Were a Vice-Consulate established at Birjand, as I have said before, the Sistan Consular work would be relieved of much unnecessary strain, the distance from Birjand to Sistan being too great under present conditions to allow the Consul to visit the place even yearly. The medical British Agent whom we have there at present is excellent, but the powers at his disposal are small, and a Consulate with an English officer in charge would most decidedly enhance British prestige in that important city, as well as being a useful connecting link between Sistan and Meshed, a distance of close upon 500 miles.

It was a most excellent step to select for the Consular work in Eastern and Southern Persia men from the Military Political Service, instead of the usual Foreign Office men, who are probably better adapted for countries already developed. The Political Service is a most perfect body of gentlemanly, sensible, active-minded, well-educated men of versatile talents, the pick of the healthiest and cleverest Englishmen in our Indian Service. They cannot help doing good wherever they are sent. Captain Trench, Major Benn, Major Phillott, Captain White, have all answered perfectly, and have all done and are doing excellent work.

What is most needed at present in Sistan is a telegraph line to Nushki. Should everybody in the Sistan Consulate be murdered, it would be the best part of a fortnight or three weeks before the news could reach India at the present rate of post going. If assistance were needed it could not reach Sistan from Quetta in less than a couple of months, by which time, I think, it would be of little use to those in danger. And the danger, mind you, does exist. It seems rather hard that we should leave men who work, and work hard and well, for their country absolutely at the mercy of destiny.

The next most important point would be to join Sistan, or at least Robat, on the Perso-Beluch frontier, with the long-talked-of railway to Quetta, but of this we shall have occasion to speak later. So far the line has been sanctioned to Nushki, but that point, it must be remembered, is still 500 miles distant from Sistan, a considerable distance across, what is for practical purposes, desert country.

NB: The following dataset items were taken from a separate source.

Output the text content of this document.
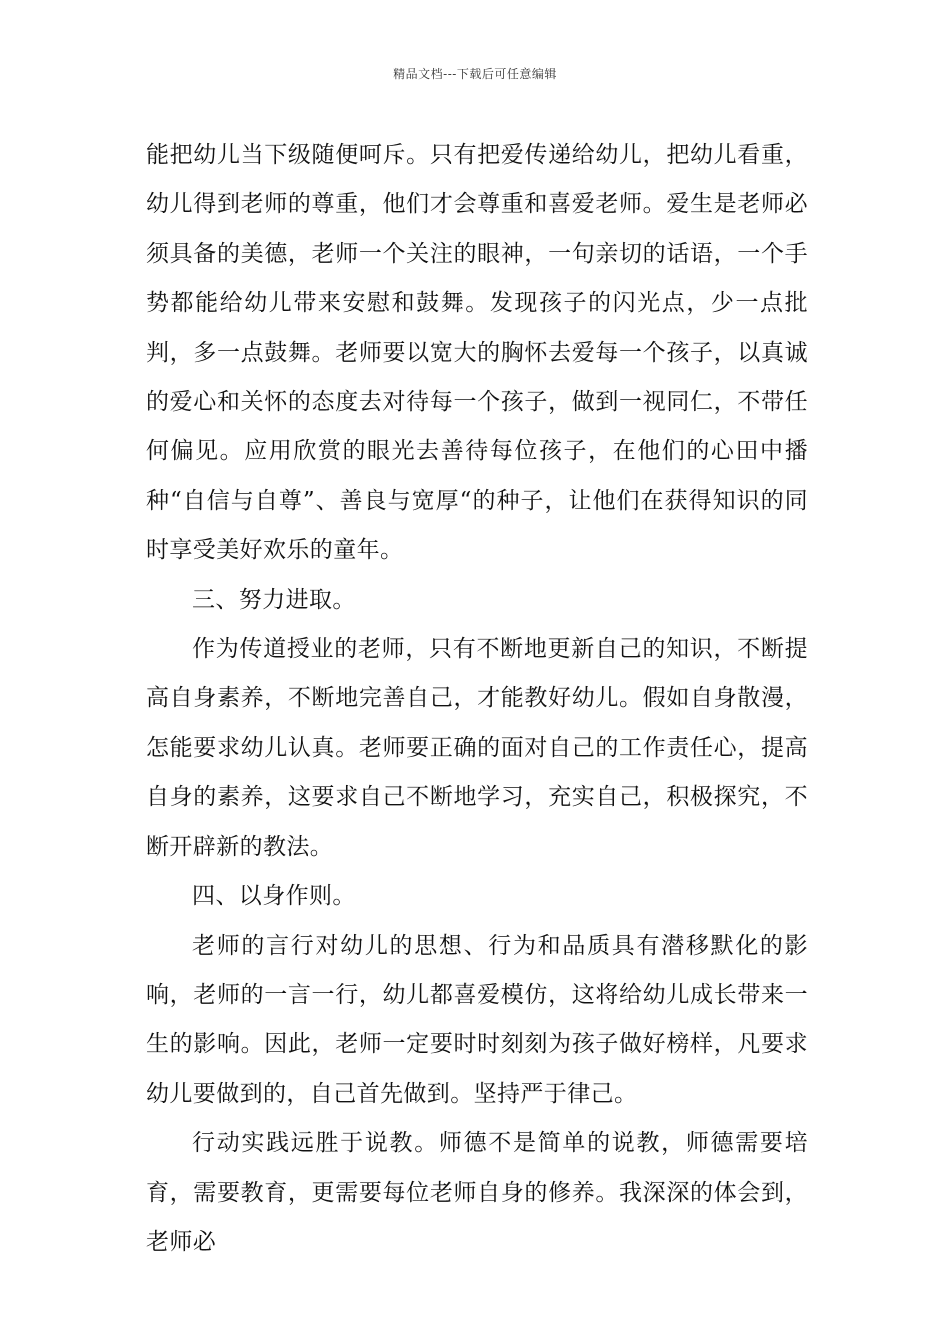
精品文档---下载后可任意编辑

能把幼儿当下级随便呵斥。只有把爱传递给幼儿，把幼儿看重，幼儿得到老师的尊重，他们才会尊重和喜爱老师。爱生是老师必须具备的美德，老师一个关注的眼神，一句亲切的话语，一个手势都能给幼儿带来安慰和鼓舞。发现孩子的闪光点，少一点批判，多一点鼓舞。老师要以宽大的胸怀去爱每一个孩子，以真诚的爱心和关怀的态度去对待每一个孩子，做到一视同仁，不带任何偏见。应用欣赏的眼光去善待每位孩子，在他们的心田中播种“自信与自尊”、善良与宽厚“的种子，让他们在获得知识的同时享受美好欢乐的童年。

三、努力进取。

作为传道授业的老师，只有不断地更新自己的知识，不断提高自身素养，不断地完善自己，才能教好幼儿。假如自身散漫，怎能要求幼儿认真。老师要正确的面对自己的工作责任心，提高自身的素养，这要求自己不断地学习，充实自己，积极探究，不断开辟新的教法。

四、以身作则。

老师的言行对幼儿的思想、行为和品质具有潜移默化的影响，老师的一言一行，幼儿都喜爱模仿，这将给幼儿成长带来一生的影响。因此，老师一定要时时刻刻为孩子做好榜样，凡要求幼儿要做到的，自己首先做到。坚持严于律己。

行动实践远胜于说教。师德不是简单的说教，师德需要培育，需要教育，更需要每位老师自身的修养。我深深的体会到，老师必
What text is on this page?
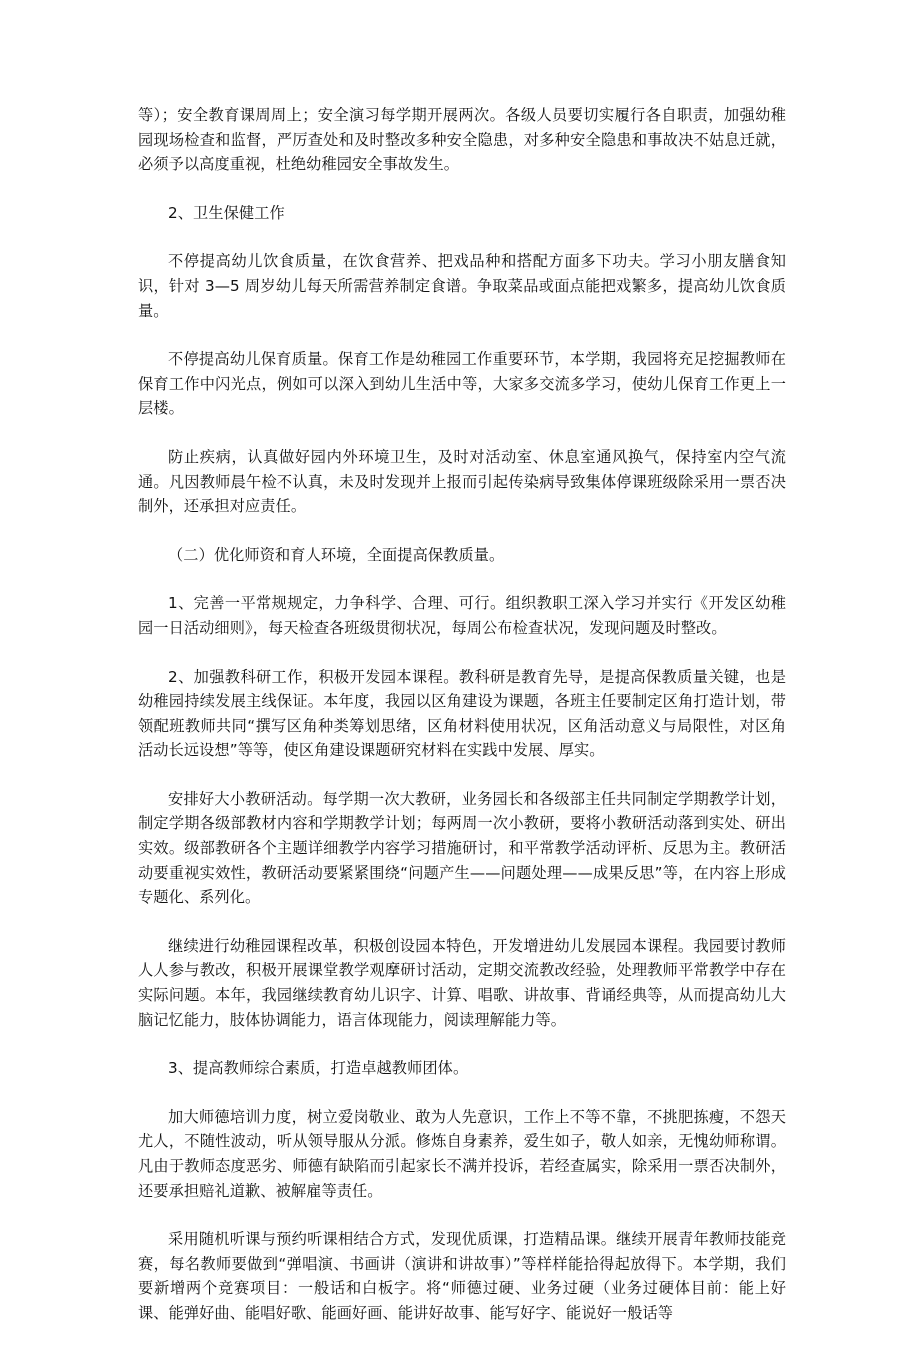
等）；安全教育课周周上；安全演习每学期开展两次。各级人员要切实履行各自职责，加强幼稚园现场检查和监督，严厉查处和及时整改多种安全隐患，对多种安全隐患和事故决不姑息迁就，必须予以高度重视，杜绝幼稚园安全事故发生。

2、卫生保健工作

不停提高幼儿饮食质量，在饮食营养、把戏品种和搭配方面多下功夫。学习小朋友膳食知识，针对 3—5 周岁幼儿每天所需营养制定食谱。争取菜品或面点能把戏繁多，提高幼儿饮食质量。

不停提高幼儿保育质量。保育工作是幼稚园工作重要环节，本学期，我园将充足挖掘教师在保育工作中闪光点，例如可以深入到幼儿生活中等，大家多交流多学习，使幼儿保育工作更上一层楼。

防止疾病，认真做好园内外环境卫生，及时对活动室、休息室通风换气，保持室内空气流通。凡因教师晨午检不认真，未及时发现并上报而引起传染病导致集体停课班级除采用一票否决制外，还承担对应责任。

（二）优化师资和育人环境，全面提高保教质量。

1、完善一平常规规定，力争科学、合理、可行。组织教职工深入学习并实行《开发区幼稚园一日活动细则》，每天检查各班级贯彻状况，每周公布检查状况，发现问题及时整改。

2、加强教科研工作，积极开发园本课程。教科研是教育先导，是提高保教质量关键，也是幼稚园持续发展主线保证。本年度，我园以区角建设为课题，各班主任要制定区角打造计划，带领配班教师共同“撰写区角种类筹划思绪，区角材料使用状况，区角活动意义与局限性，对区角活动长远设想”等等，使区角建设课题研究材料在实践中发展、厚实。

安排好大小教研活动。每学期一次大教研，业务园长和各级部主任共同制定学期教学计划，制定学期各级部教材内容和学期教学计划；每两周一次小教研，要将小教研活动落到实处、研出实效。级部教研各个主题详细教学内容学习措施研讨，和平常教学活动评析、反思为主。教研活动要重视实效性，教研活动要紧紧围绕“问题产生——问题处理——成果反思”等，在内容上形成专题化、系列化。

继续进行幼稚园课程改革，积极创设园本特色，开发增进幼儿发展园本课程。我园要讨教师人人参与教改，积极开展课堂教学观摩研讨活动，定期交流教改经验，处理教师平常教学中存在实际问题。本年，我园继续教育幼儿识字、计算、唱歌、讲故事、背诵经典等，从而提高幼儿大脑记忆能力，肢体协调能力，语言体现能力，阅读理解能力等。

3、提高教师综合素质，打造卓越教师团体。

加大师德培训力度，树立爱岗敬业、敢为人先意识，工作上不等不靠，不挑肥拣瘦，不怨天尤人，不随性波动，听从领导服从分派。修炼自身素养，爱生如子，敬人如亲，无愧幼师称谓。凡由于教师态度恶劣、师德有缺陷而引起家长不满并投诉，若经查属实，除采用一票否决制外，还要承担赔礼道歉、被解雇等责任。

采用随机听课与预约听课相结合方式，发现优质课，打造精品课。继续开展青年教师技能竞赛，每名教师要做到“弹唱演、书画讲（演讲和讲故事）”等样样能拾得起放得下。本学期，我们要新增两个竞赛项目：一般话和白板字。将“师德过硬、业务过硬（业务过硬体目前：能上好课、能弹好曲、能唱好歌、能画好画、能讲好故事、能写好字、能说好一般话等
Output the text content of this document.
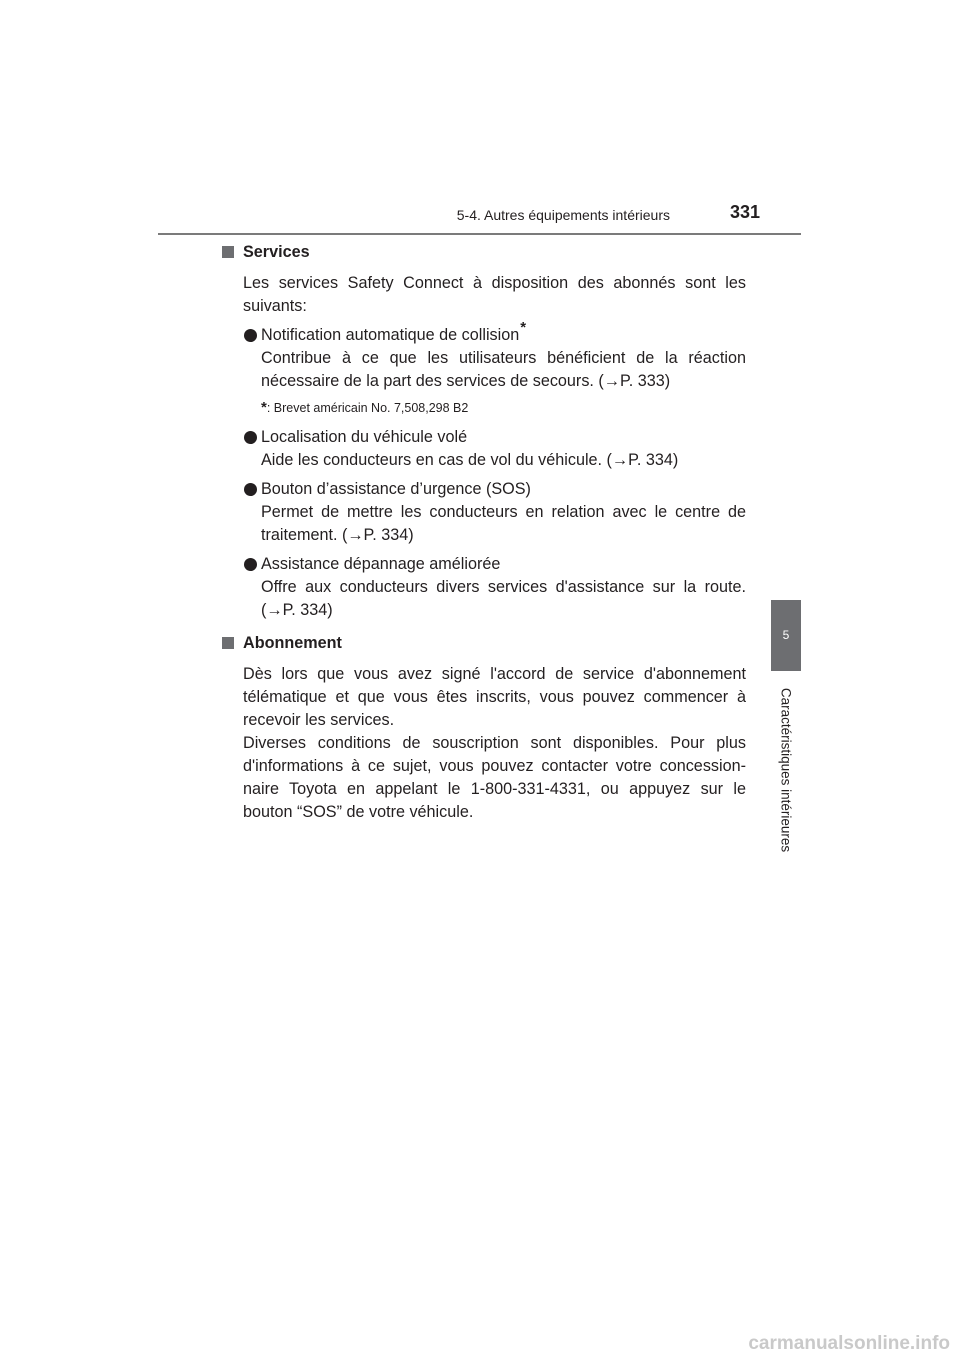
5-4. Autres équipements intérieurs	331
5
Caractéristiques intérieures
Services
Les services Safety Connect à disposition des abonnés sont les suivants:
Notification automatique de collision*
Contribue à ce que les utilisateurs bénéficient de la réaction nécessaire de la part des services de secours. (→P. 333)
*: Brevet américain No. 7,508,298 B2
Localisation du véhicule volé
Aide les conducteurs en cas de vol du véhicule. (→P. 334)
Bouton d’assistance d’urgence (SOS)
Permet de mettre les conducteurs en relation avec le centre de traitement. (→P. 334)
Assistance dépannage améliorée
Offre aux conducteurs divers services d'assistance sur la route. (→P. 334)
Abonnement
Dès lors que vous avez signé l'accord de service d'abonnement télématique et que vous êtes inscrits, vous pouvez commencer à recevoir les services.
Diverses conditions de souscription sont disponibles. Pour plus d'informations à ce sujet, vous pouvez contacter votre concession- naire Toyota en appelant le 1-800-331-4331, ou appuyez sur le bouton “SOS” de votre véhicule.
carmanualsonline.info
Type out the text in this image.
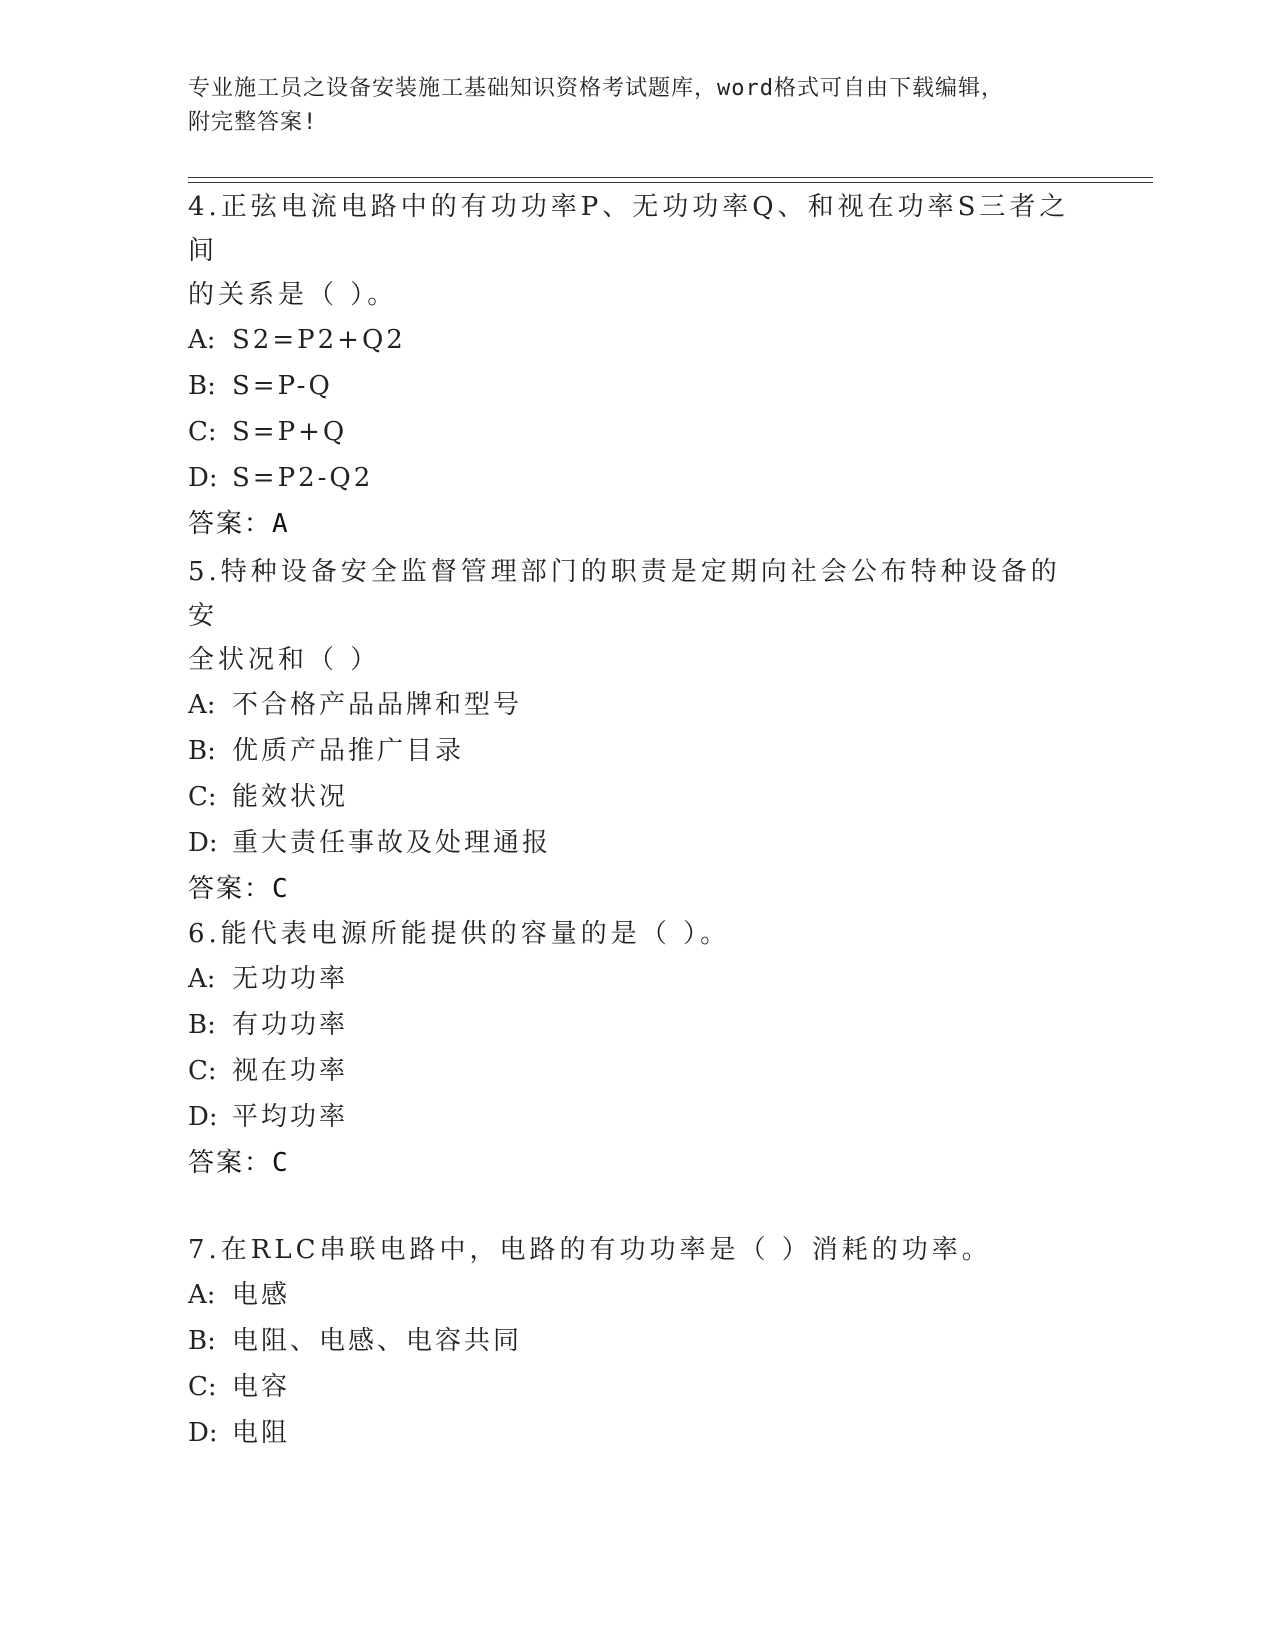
专业施工员之设备安装施工基础知识资格考试题库，word格式可自由下载编辑，
附完整答案!
4.正弦电流电路中的有功功率P、无功功率Q、和视在功率S三者之间
的关系是（ ）。
A: S2=P2+Q2
B: S=P-Q
C: S=P+Q
D: S=P2-Q2
答案：A
5.特种设备安全监督管理部门的职责是定期向社会公布特种设备的安
全状况和（ ）
A: 不合格产品品牌和型号
B: 优质产品推广目录
C: 能效状况
D: 重大责任事故及处理通报
答案：C
6.能代表电源所能提供的容量的是（ ）。
A: 无功功率
B: 有功功率
C: 视在功率
D: 平均功率
答案：C
7.在RLC串联电路中，电路的有功功率是（ ）消耗的功率。
A: 电感
B: 电阻、电感、电容共同
C: 电容
D: 电阻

The third point--the easiest of all, which would involve little expense, but would have a most salutary effect--would be to maintain a small garrison at the Perso-Beluch-Afghan frontier post of Robat. This, to my mind, would at the present moment strengthen the hands of our officials in Persia to a most extraordinary extent.

Something tangible, which the natives themselves could see and talk about, together with the knowledge that a smart body of soldiers could soon be on the spot if required, would not only assure the so far doubtful safety of the few but precious English lives in those parts, but would add enormously to our prestige and make us not only revered but feared.